Class RegexNERecogniser

  • All Implemented Interfaces:
    NERecogniser

    public class RegexNERecogniser
    extends Object
    implements NERecogniser
    This class offers an implementation of NERecogniser based on Regular Expressions.

    The default configuration file "ner-regex.txt" is used when no argument constructor is used to instantiate this class.

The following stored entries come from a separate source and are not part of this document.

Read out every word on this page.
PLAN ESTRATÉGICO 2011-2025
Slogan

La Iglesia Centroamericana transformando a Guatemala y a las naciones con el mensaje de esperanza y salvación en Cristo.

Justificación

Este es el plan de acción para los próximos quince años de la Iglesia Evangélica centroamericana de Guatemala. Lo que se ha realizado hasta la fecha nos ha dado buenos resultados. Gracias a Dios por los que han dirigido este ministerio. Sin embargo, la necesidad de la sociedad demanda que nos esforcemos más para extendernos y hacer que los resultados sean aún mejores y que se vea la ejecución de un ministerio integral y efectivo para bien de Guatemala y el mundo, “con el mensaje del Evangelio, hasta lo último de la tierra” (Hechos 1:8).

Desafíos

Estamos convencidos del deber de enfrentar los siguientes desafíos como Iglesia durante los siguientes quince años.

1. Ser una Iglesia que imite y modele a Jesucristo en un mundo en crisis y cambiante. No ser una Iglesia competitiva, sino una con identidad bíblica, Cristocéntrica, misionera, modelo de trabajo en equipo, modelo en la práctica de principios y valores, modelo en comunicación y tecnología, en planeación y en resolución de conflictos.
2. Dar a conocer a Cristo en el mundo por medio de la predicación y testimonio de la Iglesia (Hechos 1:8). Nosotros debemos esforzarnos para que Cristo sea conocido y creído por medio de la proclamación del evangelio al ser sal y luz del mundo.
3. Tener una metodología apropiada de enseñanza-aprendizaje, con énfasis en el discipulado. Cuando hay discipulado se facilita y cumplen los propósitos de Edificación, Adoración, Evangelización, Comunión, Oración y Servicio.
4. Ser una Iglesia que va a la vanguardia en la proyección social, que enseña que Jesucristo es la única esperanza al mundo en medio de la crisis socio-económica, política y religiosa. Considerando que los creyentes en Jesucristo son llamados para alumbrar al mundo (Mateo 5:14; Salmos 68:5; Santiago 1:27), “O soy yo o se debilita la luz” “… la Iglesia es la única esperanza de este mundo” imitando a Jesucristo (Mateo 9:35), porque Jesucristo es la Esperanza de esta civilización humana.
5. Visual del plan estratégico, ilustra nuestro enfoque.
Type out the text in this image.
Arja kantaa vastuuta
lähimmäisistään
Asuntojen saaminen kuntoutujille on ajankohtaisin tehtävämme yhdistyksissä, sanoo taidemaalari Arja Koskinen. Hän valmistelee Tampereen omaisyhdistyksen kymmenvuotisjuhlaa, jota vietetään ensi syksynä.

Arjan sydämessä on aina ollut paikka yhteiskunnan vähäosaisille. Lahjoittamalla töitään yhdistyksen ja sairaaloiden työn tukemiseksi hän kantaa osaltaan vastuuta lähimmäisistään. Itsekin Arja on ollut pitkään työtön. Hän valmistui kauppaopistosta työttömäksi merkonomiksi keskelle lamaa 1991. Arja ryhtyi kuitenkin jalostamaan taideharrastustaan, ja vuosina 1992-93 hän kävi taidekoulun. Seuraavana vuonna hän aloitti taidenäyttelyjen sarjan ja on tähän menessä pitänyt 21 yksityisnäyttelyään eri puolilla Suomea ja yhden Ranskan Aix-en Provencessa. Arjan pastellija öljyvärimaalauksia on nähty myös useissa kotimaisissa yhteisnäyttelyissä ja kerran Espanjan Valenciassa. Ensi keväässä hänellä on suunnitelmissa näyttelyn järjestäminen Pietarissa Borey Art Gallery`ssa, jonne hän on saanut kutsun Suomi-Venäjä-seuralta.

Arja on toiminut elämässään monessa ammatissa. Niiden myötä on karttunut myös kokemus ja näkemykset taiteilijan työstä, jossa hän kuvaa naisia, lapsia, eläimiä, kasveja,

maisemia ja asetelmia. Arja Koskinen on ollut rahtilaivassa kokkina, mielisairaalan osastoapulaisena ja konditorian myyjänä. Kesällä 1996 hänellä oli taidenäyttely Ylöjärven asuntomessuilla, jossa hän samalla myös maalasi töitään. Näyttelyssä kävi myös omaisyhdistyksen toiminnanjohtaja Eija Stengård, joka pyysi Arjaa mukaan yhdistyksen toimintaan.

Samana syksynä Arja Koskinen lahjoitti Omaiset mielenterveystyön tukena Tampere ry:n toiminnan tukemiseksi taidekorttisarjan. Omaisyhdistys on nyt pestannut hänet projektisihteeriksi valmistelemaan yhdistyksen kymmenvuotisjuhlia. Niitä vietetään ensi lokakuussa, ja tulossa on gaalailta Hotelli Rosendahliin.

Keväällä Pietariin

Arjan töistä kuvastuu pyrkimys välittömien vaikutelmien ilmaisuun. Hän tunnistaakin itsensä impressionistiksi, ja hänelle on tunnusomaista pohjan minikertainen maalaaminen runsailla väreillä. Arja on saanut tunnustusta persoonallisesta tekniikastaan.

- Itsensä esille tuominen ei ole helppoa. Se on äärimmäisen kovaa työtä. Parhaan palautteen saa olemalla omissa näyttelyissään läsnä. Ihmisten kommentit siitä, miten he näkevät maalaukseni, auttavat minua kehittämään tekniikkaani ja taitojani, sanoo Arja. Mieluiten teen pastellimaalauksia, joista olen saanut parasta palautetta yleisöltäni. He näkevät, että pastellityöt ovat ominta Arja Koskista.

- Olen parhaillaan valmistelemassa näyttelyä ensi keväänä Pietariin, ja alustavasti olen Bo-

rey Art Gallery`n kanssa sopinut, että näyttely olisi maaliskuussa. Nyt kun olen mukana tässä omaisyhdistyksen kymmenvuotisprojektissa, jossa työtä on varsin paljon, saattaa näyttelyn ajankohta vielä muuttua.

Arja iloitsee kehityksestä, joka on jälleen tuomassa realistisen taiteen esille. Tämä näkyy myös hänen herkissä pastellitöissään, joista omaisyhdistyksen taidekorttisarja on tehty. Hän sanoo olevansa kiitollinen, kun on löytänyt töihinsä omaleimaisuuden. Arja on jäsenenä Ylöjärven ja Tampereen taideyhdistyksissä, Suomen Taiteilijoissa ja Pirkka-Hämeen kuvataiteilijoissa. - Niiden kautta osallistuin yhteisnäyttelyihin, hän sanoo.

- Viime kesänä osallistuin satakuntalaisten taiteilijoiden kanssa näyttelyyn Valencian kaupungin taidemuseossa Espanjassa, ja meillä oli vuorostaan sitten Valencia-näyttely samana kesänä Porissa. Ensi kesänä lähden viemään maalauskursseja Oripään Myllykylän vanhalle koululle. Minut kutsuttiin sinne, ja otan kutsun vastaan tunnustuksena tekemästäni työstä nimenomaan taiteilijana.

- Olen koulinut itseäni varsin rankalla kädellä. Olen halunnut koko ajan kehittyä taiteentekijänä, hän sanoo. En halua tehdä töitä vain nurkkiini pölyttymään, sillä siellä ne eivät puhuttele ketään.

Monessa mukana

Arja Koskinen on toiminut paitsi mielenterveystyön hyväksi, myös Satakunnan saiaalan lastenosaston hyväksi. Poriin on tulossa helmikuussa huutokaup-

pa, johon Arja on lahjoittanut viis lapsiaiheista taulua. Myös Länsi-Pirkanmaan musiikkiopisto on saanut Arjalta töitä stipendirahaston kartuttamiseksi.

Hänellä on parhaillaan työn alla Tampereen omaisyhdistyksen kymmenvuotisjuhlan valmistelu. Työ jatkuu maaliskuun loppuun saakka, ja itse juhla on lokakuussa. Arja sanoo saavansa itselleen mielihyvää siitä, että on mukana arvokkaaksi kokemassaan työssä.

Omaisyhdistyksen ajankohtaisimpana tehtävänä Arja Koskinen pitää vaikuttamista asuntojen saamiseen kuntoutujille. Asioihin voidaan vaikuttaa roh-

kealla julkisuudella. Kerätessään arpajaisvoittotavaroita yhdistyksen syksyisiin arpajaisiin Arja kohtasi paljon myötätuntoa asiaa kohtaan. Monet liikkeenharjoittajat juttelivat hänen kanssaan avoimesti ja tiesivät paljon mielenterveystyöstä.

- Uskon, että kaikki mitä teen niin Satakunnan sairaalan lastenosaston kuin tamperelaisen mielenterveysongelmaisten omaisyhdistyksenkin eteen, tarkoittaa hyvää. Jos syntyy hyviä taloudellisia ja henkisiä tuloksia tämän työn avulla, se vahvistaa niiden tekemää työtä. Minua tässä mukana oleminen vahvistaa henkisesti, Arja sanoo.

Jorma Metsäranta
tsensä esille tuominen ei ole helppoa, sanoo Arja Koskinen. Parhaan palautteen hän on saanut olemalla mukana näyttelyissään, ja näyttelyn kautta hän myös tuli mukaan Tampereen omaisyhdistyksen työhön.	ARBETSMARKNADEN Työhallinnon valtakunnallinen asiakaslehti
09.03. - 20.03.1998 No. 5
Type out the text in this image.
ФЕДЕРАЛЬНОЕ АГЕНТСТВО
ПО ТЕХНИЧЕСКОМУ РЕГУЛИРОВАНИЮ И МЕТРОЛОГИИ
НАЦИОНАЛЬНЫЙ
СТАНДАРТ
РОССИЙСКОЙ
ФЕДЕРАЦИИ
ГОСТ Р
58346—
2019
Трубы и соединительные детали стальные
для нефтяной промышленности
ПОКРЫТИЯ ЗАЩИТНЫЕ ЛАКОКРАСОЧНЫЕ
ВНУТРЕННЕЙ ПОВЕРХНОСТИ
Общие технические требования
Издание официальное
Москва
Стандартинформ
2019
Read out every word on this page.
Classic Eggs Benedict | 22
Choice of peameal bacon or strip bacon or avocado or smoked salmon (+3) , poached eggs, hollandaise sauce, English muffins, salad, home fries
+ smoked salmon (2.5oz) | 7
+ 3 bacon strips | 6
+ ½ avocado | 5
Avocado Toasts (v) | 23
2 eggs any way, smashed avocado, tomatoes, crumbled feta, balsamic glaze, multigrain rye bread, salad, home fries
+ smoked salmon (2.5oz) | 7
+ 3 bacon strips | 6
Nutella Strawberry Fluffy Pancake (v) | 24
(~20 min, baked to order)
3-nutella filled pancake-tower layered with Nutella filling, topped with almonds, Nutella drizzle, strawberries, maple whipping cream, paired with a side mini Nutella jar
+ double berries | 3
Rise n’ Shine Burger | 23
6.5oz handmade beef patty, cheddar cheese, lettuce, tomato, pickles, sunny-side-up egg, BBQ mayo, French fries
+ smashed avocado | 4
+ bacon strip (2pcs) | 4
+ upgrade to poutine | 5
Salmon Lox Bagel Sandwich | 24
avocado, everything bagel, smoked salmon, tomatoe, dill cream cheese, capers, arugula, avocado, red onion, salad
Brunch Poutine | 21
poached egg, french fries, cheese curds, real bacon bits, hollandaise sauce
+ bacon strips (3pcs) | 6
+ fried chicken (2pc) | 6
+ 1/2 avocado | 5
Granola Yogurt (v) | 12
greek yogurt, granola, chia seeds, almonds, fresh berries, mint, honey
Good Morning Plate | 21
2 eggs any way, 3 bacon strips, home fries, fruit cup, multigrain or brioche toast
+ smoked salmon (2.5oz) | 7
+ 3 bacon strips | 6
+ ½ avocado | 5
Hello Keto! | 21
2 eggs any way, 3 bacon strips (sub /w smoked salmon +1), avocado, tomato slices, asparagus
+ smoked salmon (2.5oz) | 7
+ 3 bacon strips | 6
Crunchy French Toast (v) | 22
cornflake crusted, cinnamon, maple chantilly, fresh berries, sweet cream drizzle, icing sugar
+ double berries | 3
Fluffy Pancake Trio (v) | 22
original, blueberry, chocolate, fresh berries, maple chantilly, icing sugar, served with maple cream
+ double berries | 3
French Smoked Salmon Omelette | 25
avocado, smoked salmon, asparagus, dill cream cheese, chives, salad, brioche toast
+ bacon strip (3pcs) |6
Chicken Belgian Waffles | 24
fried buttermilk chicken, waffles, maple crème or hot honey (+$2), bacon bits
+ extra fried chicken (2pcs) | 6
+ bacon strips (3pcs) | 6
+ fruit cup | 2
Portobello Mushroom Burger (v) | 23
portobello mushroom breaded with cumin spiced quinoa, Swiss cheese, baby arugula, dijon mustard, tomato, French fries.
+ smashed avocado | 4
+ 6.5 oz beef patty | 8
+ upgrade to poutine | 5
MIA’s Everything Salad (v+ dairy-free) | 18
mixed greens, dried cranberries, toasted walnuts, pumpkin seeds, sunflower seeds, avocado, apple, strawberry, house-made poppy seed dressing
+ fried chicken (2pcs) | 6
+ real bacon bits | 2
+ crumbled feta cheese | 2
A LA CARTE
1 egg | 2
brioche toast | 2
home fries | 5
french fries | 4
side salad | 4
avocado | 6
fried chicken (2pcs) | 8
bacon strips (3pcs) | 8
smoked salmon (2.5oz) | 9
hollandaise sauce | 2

The regex file is loaded via Class.getResourceAsStream(String), so the file should be placed in the same package path as of this class.

    The format of regex configuration as follows:
     ENTITY_TYPE1=REGEX1
     ENTITY_TYPE2=REGEX2
     
    For example, to extract week day from text:
    WEEK_DAY=(?i)((sun)|(mon)|(tues)|(thurs)|(fri)|((sat)(ur)?))(day)?
     
    Since:
    Nov. 7, 2015
    • Constructor Detail

      • RegexNERecogniser

        public RegexNERecogniser()
      • RegexNERecogniser

        public RegexNERecogniser​(InputStream stream)
    • Method Detail

      • isAvailable

        public boolean isAvailable()
        Description copied from interface: NERecogniser
        checks if this Named Entity recogniser is available for service
        Specified by:
        isAvailable in interface NERecogniser
        Returns:
        true if this recogniser is ready to recognise, false otherwise
      • getEntityTypes

        public Set<String> getEntityTypes()
        Description copied from interface: NERecogniser
        gets a set of entity types whose names are recognisable by this
        Specified by:
        getEntityTypes in interface NERecogniser
        Returns:
        set of entity types/classes
      • findMatches

        public Set<String> findMatches​(String text,
                                       Pattern pattern)
        finds matching sub groups in text
        Parameters:
        text - text containing interesting sub strings
        pattern - pattern to find sub strings
        Returns:
        set of sub strings if any found, or null if none found
      • recognise

        public Map<String,​Set<String>> recognise​(String text)
        Description copied from interface: NERecogniser
        call for name recognition action from text
        Specified by:
        recognise in interface NERecogniser
        Parameters:
        text - text with possibly contains names
        Returns:
        map of entityType -> set of names